Indian hockey will be looking towards building up that trust in its team through Graham Reid. Ric believes that is one of the bigger challenges facing Reid. "It's the insecurity that bothers the professional coaches. He needs a good programme that will help him with the players and bring them under one roof. And Hockey India should give him the resources to achieve whatever has been spelt out."
Ric thinks the players will have confidence in Reid. "They know who he is and once they interact with him, the confidence in his ability will show."
The former Australian World Cup-winning player and coach believes Reid is a good fit for Indian hockey. "The biggest challenge, however, will be the expectations from India. It's always very high. He has the experience of training teams for the World Cup and the Olympic Games. The road to Tokyo, despite India not playing the Pro League will not be that tough."
Ric said Reid had spoken to him about one day coaching India. "It was a while ago probably at the World Cup, I don't remember. But I did tell him to go for it."
At the recently concluded Azlan Shah, Japanese coach Siegfried Aikman compared the frequent change of coaches to: "It's a merry go round. No? The King is dead. Long live the King. How do you deal with this? Every time you restart. It makes it more and more difficult."
At the same time, Aikman likens Indian hockey to Barcelona and Real Madrid. "Every coach wants a shot at Barcelona and Real Madrid. Every coach believes they will do it. They know India's skill. Some of the world's most talented players are here. And every coach coming in, believes he won't fail. Each of us believe we won't be fired."
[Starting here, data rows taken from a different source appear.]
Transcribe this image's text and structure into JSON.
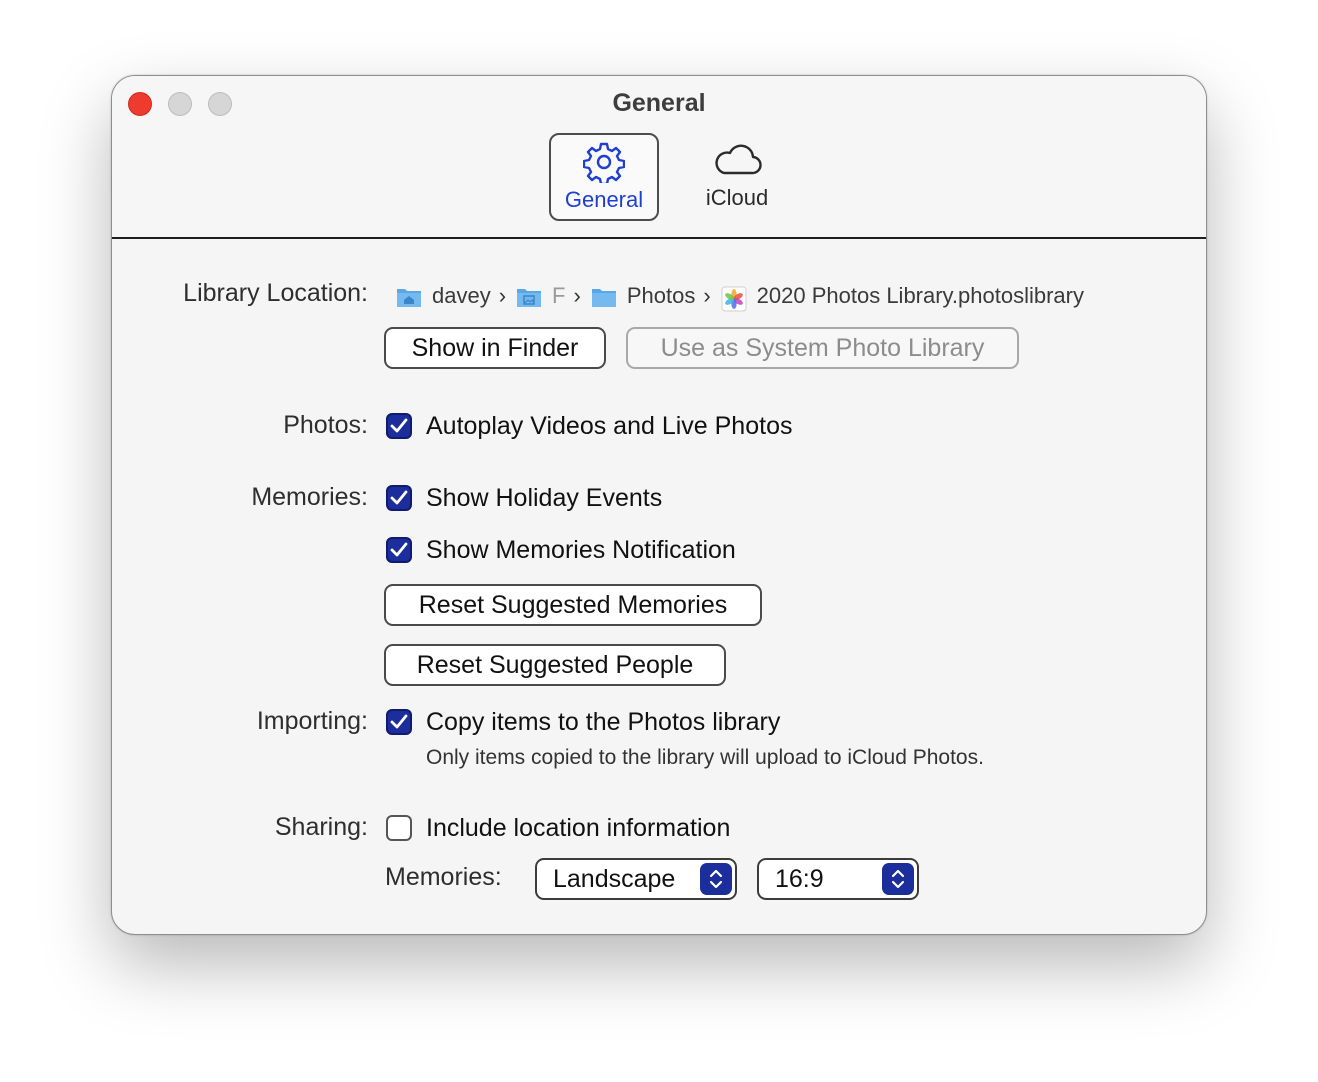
{
  "window": {
    "title": "General",
    "colors": {
      "accent": "#1c2d9c",
      "tab_selected_text": "#1f3fd1",
      "close": "#ee3b2e"
    }
  },
  "tabs": [
    {
      "label": "General",
      "icon": "gear-icon",
      "selected": true
    },
    {
      "label": "iCloud",
      "icon": "cloud-icon",
      "selected": false
    }
  ],
  "library": {
    "label": "Library Location:",
    "path": [
      {
        "name": "davey",
        "icon": "home-folder-icon"
      },
      {
        "name": "F",
        "icon": "pictures-folder-icon"
      },
      {
        "name": "Photos",
        "icon": "folder-icon"
      },
      {
        "name": "2020 Photos Library.photoslibrary",
        "icon": "photos-app-icon"
      }
    ],
    "show_in_finder": "Show in Finder",
    "use_as_system": "Use as System Photo Library"
  },
  "photos": {
    "label": "Photos:",
    "autoplay": {
      "label": "Autoplay Videos and Live Photos",
      "checked": true
    }
  },
  "memories": {
    "label": "Memories:",
    "holiday": {
      "label": "Show Holiday Events",
      "checked": true
    },
    "notification": {
      "label": "Show Memories Notification",
      "checked": true
    },
    "reset_memories": "Reset Suggested Memories",
    "reset_people": "Reset Suggested People"
  },
  "importing": {
    "label": "Importing:",
    "copy": {
      "label": "Copy items to the Photos library",
      "checked": true
    },
    "hint": "Only items copied to the library will upload to iCloud Photos."
  },
  "sharing": {
    "label": "Sharing:",
    "location": {
      "label": "Include location information",
      "checked": false
    },
    "memories_label": "Memories:",
    "orientation": "Landscape",
    "aspect": "16:9"
  }
}
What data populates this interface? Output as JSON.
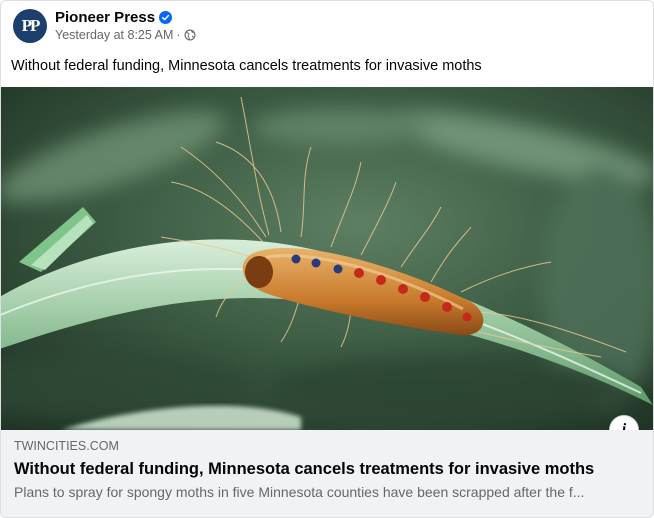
{
  "post": {
    "page_name": "Pioneer Press",
    "avatar_text": "PP",
    "timestamp": "Yesterday at 8:25 AM",
    "separator": "·",
    "audience_icon": "globe-icon",
    "verified_icon": "verified-badge-icon",
    "text": "Without federal funding, Minnesota cancels treatments for invasive moths"
  },
  "link_preview": {
    "domain": "TWINCITIES.COM",
    "title": "Without federal funding, Minnesota cancels treatments for invasive moths",
    "description": "Plans to spray for spongy moths in five Minnesota counties have been scrapped after the f...",
    "info_label": "i"
  },
  "colors": {
    "brand_avatar": "#1d3f6e",
    "verified_blue": "#0866ff",
    "secondary_text": "#65676b",
    "preview_bg": "#f0f2f5"
  }
}
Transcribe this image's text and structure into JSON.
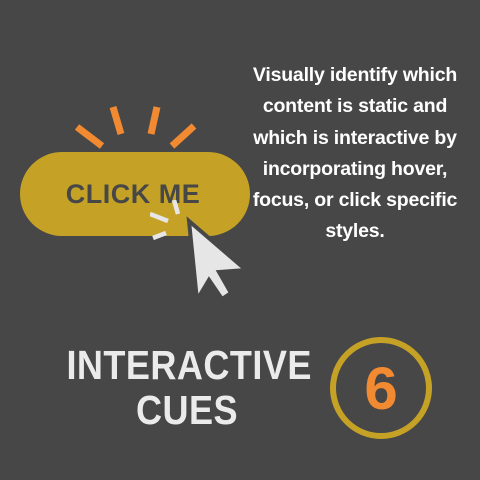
{
  "button": {
    "label": "CLICK ME"
  },
  "description": "Visually identify which content is static and which is interactive by incorporating hover, focus, or click specific styles.",
  "title": {
    "line1": "INTERACTIVE",
    "line2": "CUES"
  },
  "badge": {
    "number": "6"
  },
  "icons": {
    "burst": "click-burst-icon",
    "cursor": "mouse-cursor-icon",
    "sparkle": "click-sparkle-icon"
  },
  "colors": {
    "background": "#474747",
    "gold": "#c5a226",
    "orange": "#f28a32",
    "text": "#ffffff",
    "cursor": "#e6e6e6"
  }
}
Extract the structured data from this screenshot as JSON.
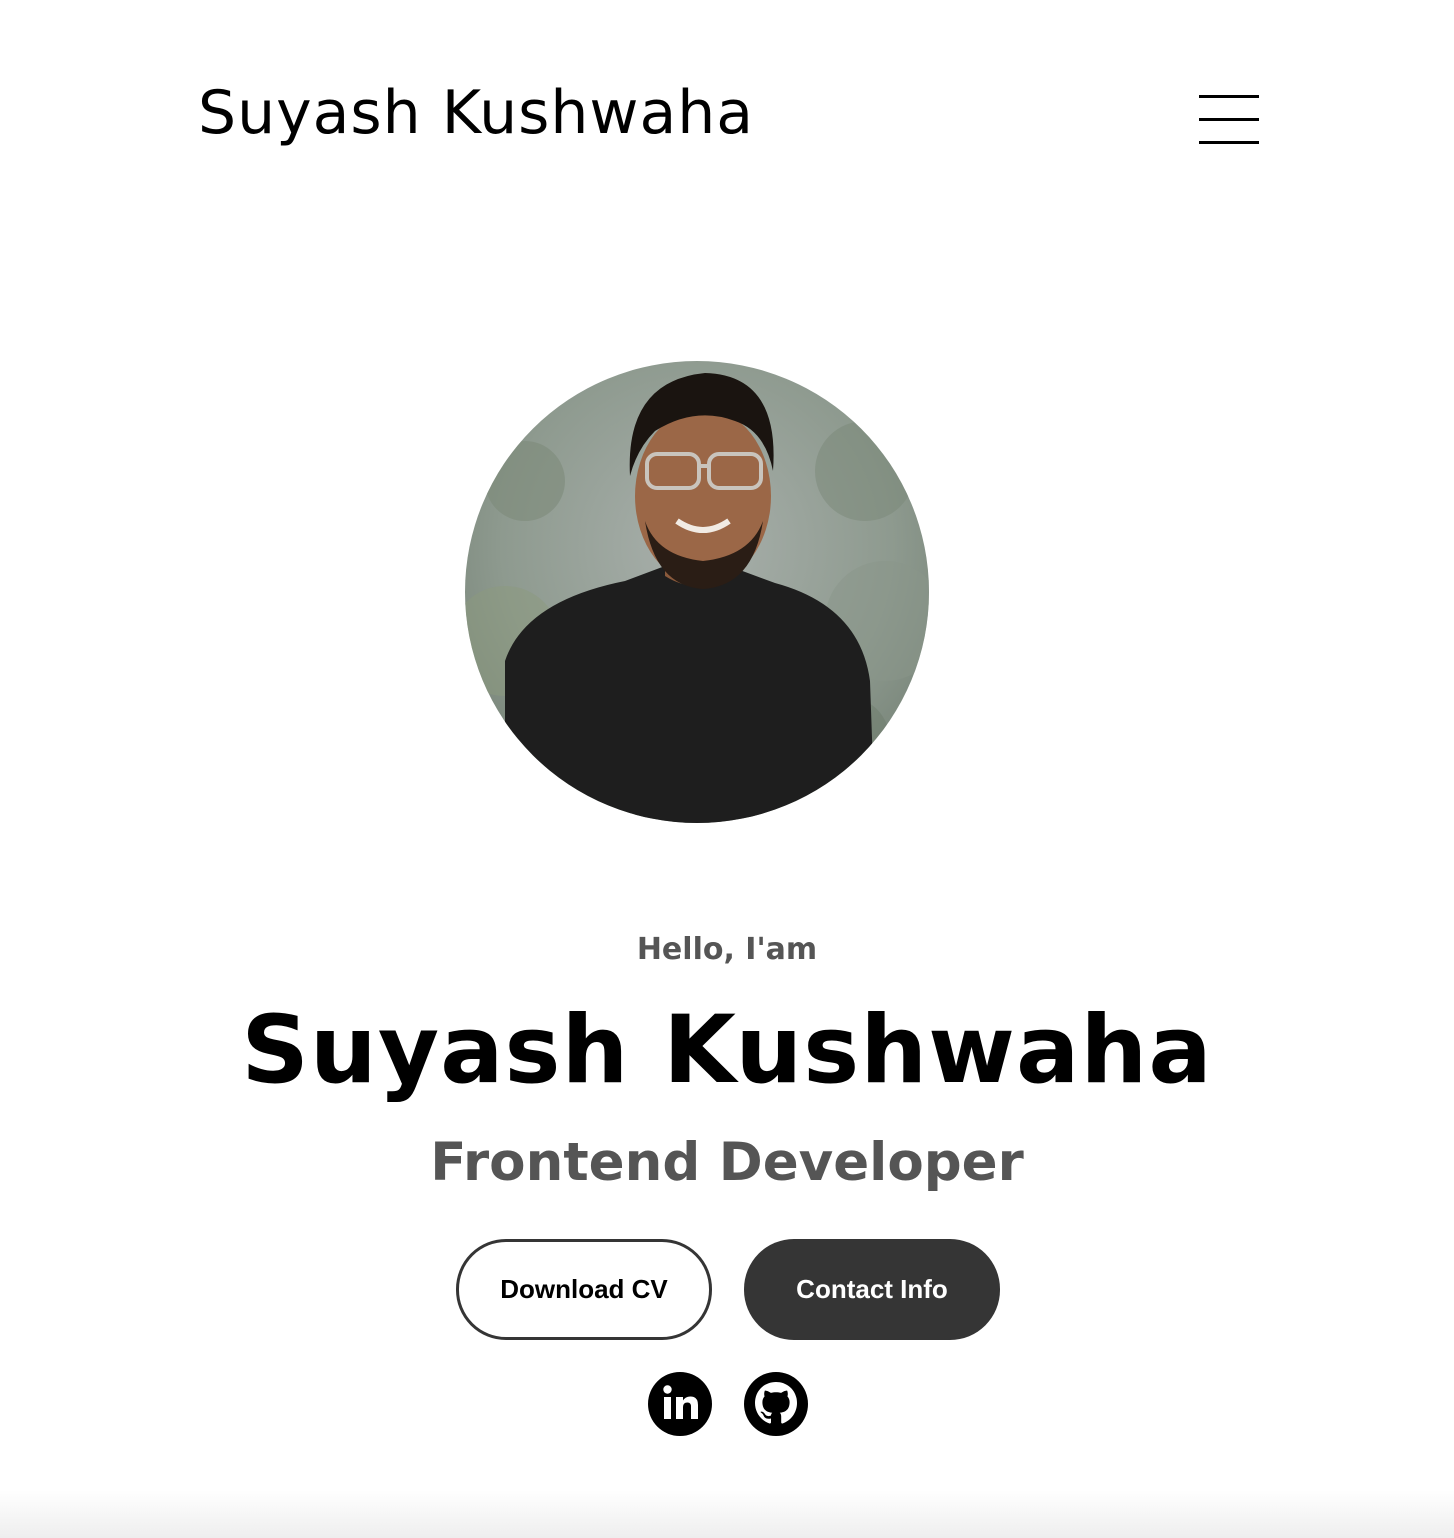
{
  "nav": {
    "logo": "Suyash Kushwaha",
    "menu_icon": "hamburger-menu-icon"
  },
  "profile": {
    "photo_icon": "profile-photo"
  },
  "hero": {
    "greeting": "Hello, I'am",
    "name": "Suyash Kushwaha",
    "role": "Frontend Developer"
  },
  "buttons": {
    "download_cv": "Download CV",
    "contact_info": "Contact Info"
  },
  "socials": {
    "linkedin_icon": "linkedin-icon",
    "github_icon": "github-icon"
  },
  "colors": {
    "text_primary": "#000000",
    "text_secondary": "#555555",
    "button_dark": "#353535",
    "background": "#ffffff"
  }
}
Reid in his interview to PTI said, "When every coach starts his career, he has that secret desire to coach India someday and I am no exception. I love the way India play."
It's a good start point for Reid. He has to be that binding force for a team that has taken more knocks than medals. Swallowed more insults than received accolades. Graham Reid, the player and coach would, however, know winning would always be the perfect balm for years of hurt and under-achievement.